She drank in the beauty avidly, turning from the rivers below to the mountains and back again. The grandeur of the two snow-covered peaks against the ragged sky line was bewildering—Mount St. Helen’s, smooth and unbroken in its symmetry, and to the east majestic Mount Hood, its snowy sides mottled with dark rocks all tinged rosy pink in the glow of the late afternoon sun.
With straining eyes she looked southward. Nothing was to be seen there but undulating waves of fir timber. Climbing to a sharp rise above, the panorama of the southern part of the country spread out beneath her gaze. In the distance the mighty falls of the Willamette dropped to the lower river, with Oregon City on the flat below. Silent with awe, Martha watched the spray of rainbow mist hovering above the cataract. Willamette Falls justified all the stories she had heard of its grandeur.
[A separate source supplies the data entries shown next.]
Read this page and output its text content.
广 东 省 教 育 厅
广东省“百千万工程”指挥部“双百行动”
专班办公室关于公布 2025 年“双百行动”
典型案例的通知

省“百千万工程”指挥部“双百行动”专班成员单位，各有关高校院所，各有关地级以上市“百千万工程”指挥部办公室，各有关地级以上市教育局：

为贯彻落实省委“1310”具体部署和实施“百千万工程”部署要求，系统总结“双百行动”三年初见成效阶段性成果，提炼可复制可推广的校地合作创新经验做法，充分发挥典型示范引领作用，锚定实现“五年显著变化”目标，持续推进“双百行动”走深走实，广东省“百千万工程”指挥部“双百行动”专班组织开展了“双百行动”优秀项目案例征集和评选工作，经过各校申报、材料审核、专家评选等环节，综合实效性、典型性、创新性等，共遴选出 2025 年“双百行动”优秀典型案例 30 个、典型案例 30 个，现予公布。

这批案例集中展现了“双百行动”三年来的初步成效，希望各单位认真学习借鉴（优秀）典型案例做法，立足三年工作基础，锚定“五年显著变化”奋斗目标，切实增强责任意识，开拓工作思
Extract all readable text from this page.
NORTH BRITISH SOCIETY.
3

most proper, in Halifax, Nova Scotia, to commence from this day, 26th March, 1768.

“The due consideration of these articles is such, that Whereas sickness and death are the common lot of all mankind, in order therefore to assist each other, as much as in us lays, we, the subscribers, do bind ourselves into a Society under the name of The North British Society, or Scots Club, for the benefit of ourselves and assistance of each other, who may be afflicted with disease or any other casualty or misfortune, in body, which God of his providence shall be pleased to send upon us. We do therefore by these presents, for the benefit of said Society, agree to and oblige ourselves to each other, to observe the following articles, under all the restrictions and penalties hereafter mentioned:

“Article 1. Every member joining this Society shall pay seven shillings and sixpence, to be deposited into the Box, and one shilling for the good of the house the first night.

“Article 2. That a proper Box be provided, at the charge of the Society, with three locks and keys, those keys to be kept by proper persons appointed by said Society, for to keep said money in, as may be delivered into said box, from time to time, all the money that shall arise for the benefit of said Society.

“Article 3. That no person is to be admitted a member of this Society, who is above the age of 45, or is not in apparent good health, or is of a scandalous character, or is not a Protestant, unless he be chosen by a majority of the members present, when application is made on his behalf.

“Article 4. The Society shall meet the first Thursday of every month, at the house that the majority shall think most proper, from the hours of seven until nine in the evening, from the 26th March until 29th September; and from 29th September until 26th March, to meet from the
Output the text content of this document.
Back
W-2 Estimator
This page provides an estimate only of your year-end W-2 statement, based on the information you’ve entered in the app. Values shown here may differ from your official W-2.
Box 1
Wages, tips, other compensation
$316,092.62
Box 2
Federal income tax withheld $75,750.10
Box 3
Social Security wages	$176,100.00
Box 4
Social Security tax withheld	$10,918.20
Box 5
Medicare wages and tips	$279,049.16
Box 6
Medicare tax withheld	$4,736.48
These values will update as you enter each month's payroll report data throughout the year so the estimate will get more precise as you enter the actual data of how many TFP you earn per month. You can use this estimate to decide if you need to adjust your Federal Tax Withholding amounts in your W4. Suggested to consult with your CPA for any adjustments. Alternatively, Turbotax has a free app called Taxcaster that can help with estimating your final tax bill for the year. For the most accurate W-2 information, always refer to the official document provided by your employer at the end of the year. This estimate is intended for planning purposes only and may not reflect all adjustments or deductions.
Oregon City’s little group of houses held her, but as her gaze wandered up the hill, she noted a well-developed farm standing out, a clear-cut jewel, against the background of timber. The marvels of snowy peaks, cataract, and rivers had been uplifting, but this farm brought her swiftly back to earth with its silent promise of plenty so easily wrested from virgin soil. This was a farm beyond the wildest dreams of what awaited her in the Oregon country. Measuring with an eye unaccustomed to mountain surfaces, she judged it to be the full six hundred and forty acres—a square mile—that had been promised by the Linn bill, then before Congress, to settlers in the Oregon country.